HPM
Consulting v. UCBR – Cmwlth. Court (2-1) – April 13, 2018
Held: Claimant, a safety consultant, not
self-employed, despite written agreement stating that he was an independent
contractor.
Presumption
that individual is an employee
“Services
performed by an individual for wages shall be deemed to be employment subject
to this act, unless and until it is shown to the satisfaction of the department
that—(a) such individual has been and 4 will continue to be free from control
or direction over the performance of such services both under [his] contract of
service and in fact; and (b) as to such services such individual is customarily
engaged in an independently established trade, occupation, profession or
business. “ 43 P.S. § 753(l)(2)(B).
“The
purpose of Section 4(l)(2)(B) [of the Law] ‘is to exclude independent
contractors from coverage.’ Beacon Flag Car Co., Inc. (Doris Weyant) v.
Unemployment Comp[.] [Bd.] of Review, 910 A.2d 103, 107 (Pa. Cmwlth. 2006).
‘This provision presumes that an individual is an employee.’ Id. However, ‘this
presumption may be overcome if the putative employer sustains its burden of
showing that the claimant was free from control and direction in the
performance of [his] service and that, as to such service, was customarily
engaged in an independent trade or business.’ Id. ‘Unless both of these
showings are made, the presumption stands that one who performs services for
wages is an employee.’ Id. Minelli v. UCBR, 39 A.3d 593, 595-96 (Pa. Cmwlth.
2012).
The
employer did not overcome the strong presumption of Claimant’s status as an
employee. See Famularo Catering, Inc. v. Dep’t of Labor & Indus., 125 A.3d
866, 869 (Pa. Cmwlth. 2015) (quoting Electrolux Corp. v. Dep’t of Labor &
Indus., Bureau of Employer Tax Operations, 705 A.2d 1357, 1359–60 (Pa. Cmwlth.
1998) (“[A] person receiving remuneration for services rendered is presumed to
be employed and therefore to have ‘employment’ within the meaning of the [Law]
. . . .”)). “[T]he record here lacks any evidence that Claimant customarily
engaged in an independent business . . . .” Jia v. UCBR, 55 A.3d 545, 549 (Pa.
Cmwlth. 2012). “Claimant’s testimony is clear that he was not so engaged, and
there is no contrary evidence.” Id. “The test an employer must satisfy to
overcome the presumption of an employment relationship is simply not met here.”
Id.
Agreements not
dispositive
The
Commonwealth Court has “repeatedly held that the existence of an independent
contractor agreement is not dispositive of the work relationship,” Lello v. UCBR,
59 A.3d 1153, 1159 (Pa. Cmwlth. 2013). Nor is the fact that the claimant did not
receive a W-2 form dispositive of the issue.

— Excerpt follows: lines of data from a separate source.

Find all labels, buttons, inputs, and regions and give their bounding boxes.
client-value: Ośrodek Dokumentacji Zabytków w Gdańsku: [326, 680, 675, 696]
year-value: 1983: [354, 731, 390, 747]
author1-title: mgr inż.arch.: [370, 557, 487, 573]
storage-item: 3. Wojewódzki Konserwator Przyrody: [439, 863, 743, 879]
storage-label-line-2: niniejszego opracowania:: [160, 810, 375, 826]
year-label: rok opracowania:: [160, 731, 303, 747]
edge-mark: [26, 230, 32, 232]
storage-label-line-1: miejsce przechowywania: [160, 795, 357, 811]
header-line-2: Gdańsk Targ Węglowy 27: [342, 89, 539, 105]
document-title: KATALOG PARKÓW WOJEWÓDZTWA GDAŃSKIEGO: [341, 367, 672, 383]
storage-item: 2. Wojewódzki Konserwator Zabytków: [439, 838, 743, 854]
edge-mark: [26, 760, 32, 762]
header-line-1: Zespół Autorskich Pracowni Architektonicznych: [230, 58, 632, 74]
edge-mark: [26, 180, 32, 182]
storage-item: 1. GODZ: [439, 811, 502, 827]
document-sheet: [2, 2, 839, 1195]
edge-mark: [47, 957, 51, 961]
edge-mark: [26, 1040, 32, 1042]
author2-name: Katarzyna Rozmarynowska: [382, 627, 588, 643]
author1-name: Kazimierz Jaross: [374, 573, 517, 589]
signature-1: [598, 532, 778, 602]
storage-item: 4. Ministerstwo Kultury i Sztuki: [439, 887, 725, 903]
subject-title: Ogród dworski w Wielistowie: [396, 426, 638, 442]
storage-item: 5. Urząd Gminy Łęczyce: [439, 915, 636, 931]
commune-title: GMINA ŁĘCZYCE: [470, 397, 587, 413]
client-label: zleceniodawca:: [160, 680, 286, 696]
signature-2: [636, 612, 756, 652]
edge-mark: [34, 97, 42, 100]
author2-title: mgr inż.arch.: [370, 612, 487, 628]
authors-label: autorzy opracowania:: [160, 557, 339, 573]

In fact, the contracts here “contain
ample evidence supporting Claimant’s presumptive employee status which HPM, who
had the burden, did not overcome. For example, the contracts specified
Claimant’s hourly rate of pay as well as his overtime rate of pay, and per diem
expenses. . . .. In addition, the
contracts expressed that Claimant’s home trips “will be scheduled with approval
from the job site” and he consented to drug testing at the jobsite. . . . Further,
they provided that Claimant was responsible for his steel tip boots and
clothing but would be furnished all necessary equipment at the job site.